Wäre Jesus heute also wirklich Klimaaktivist? Wäre er nicht, würde ich sagen – jedenfalls nicht in dem Sinne, wie es die Kletterer vom Ulmer Münster sind. Ihre Aktion war provokant und aufrüttelnd - das war Jesus auch. Die Kletteraktion hätte aber auch Schaden verursachen können. Und sie war gefährlich: für die Kletterer selbst, aber auch für die Zuschauer und nicht zuletzt für die Einsatzkräfte, die extra ausrücken mussten. Deshalb hat der Dekan des Münsters auch Anzeige erstattet.

Und ich denke, hier wäre Jesus nicht dabei gewesen. Offenen Streit hat er nur mit denen gesucht, die ihre Macht mutwillig missbraucht haben. Alle anderen hat Jesus versucht, für sich und seine Sache zu gewinnen: Mit klaren Worten und immer unterwegs, um mit anderen auf Augenhöhe ins Gespräch zu kommen.

Und das vermisse ich persönlich bei der Aktion der Klimaaktivisten am Ulmer Münster: Die Augenhöhe. Und den Respekt vor dem Einsatz, den die Kirchen für den Klimaschutz bereits leisten: In den einzelnen Kirchengemeinden, von Ehrenamtlichen und auch in den Beschlüssen der Synoden und Kirchenparlamente . Die sagen heute glasklar: Es ist christliche Pflicht, sich für den Schutz der Schöpfung einzusetzen.

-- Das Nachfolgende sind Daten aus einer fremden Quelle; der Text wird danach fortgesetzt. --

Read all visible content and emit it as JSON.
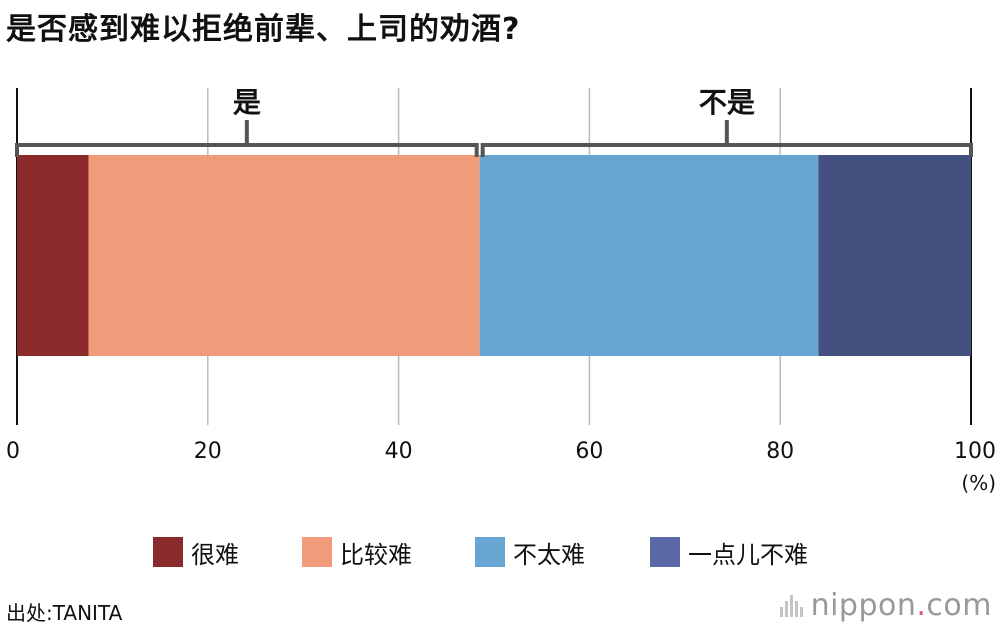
{
  "chart_data": {
    "type": "bar",
    "orientation": "horizontal",
    "stacked": true,
    "title": "是否感到难以拒绝前辈、上司的劝酒?",
    "series": [
      {
        "name": "很难",
        "value": 7.5,
        "color": "#8b2b2b"
      },
      {
        "name": "比较难",
        "value": 41.0,
        "color": "#f09b7a"
      },
      {
        "name": "不太难",
        "value": 35.5,
        "color": "#68a5d3"
      },
      {
        "name": "一点儿不难",
        "value": 16.0,
        "color": "#424f7f"
      }
    ],
    "groups": [
      {
        "label": "是",
        "from": 0,
        "to": 48.5
      },
      {
        "label": "不是",
        "from": 48.5,
        "to": 100
      }
    ],
    "xlim": [
      0,
      100
    ],
    "xticks": [
      "0",
      "20",
      "40",
      "60",
      "80",
      "100"
    ],
    "xticks_values": [
      0,
      20,
      40,
      60,
      80,
      100
    ],
    "unit": "(%)",
    "grid": true,
    "legend_position": "bottom"
  },
  "source": "出处:TANITA",
  "brand": {
    "name": "nippon",
    "dot": ".",
    "tld": "com"
  },
  "legend_colors": [
    "#8b2b2b",
    "#f09b7a",
    "#68a5d3",
    "#5b68a6"
  ]
}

Mag sein, dass die Aktivisten vom Ulmer Münster recht haben, und dass wir Kirchen noch viel mehr tun müssten. Ich bin mir auch ziemlich sicher, dass die heutigen Klimaaktivisten Jesus nicht unsympathisch gewesen wären. Aber sein Weg wäre wohl doch ein anderer gewesen: Nämlich zuallererst das Gespräch zu suchen und zu fragen: Was tut ihr bereits? Könnte es noch mehr sein? Und wie können wir an einem Strang ziehen?

Es gibt viele Wege, sich fürs Klima einzusetzen und aktiv zu sein. Und selbst, wenn wir uns bei den Methoden nicht immer einig sind, sollten wir das gemeinsame Ziel nicht aus den Augen verlieren. Ganz nach einem Grundsatz von Jesus: Wer nicht gegen uns ist, der ist für uns.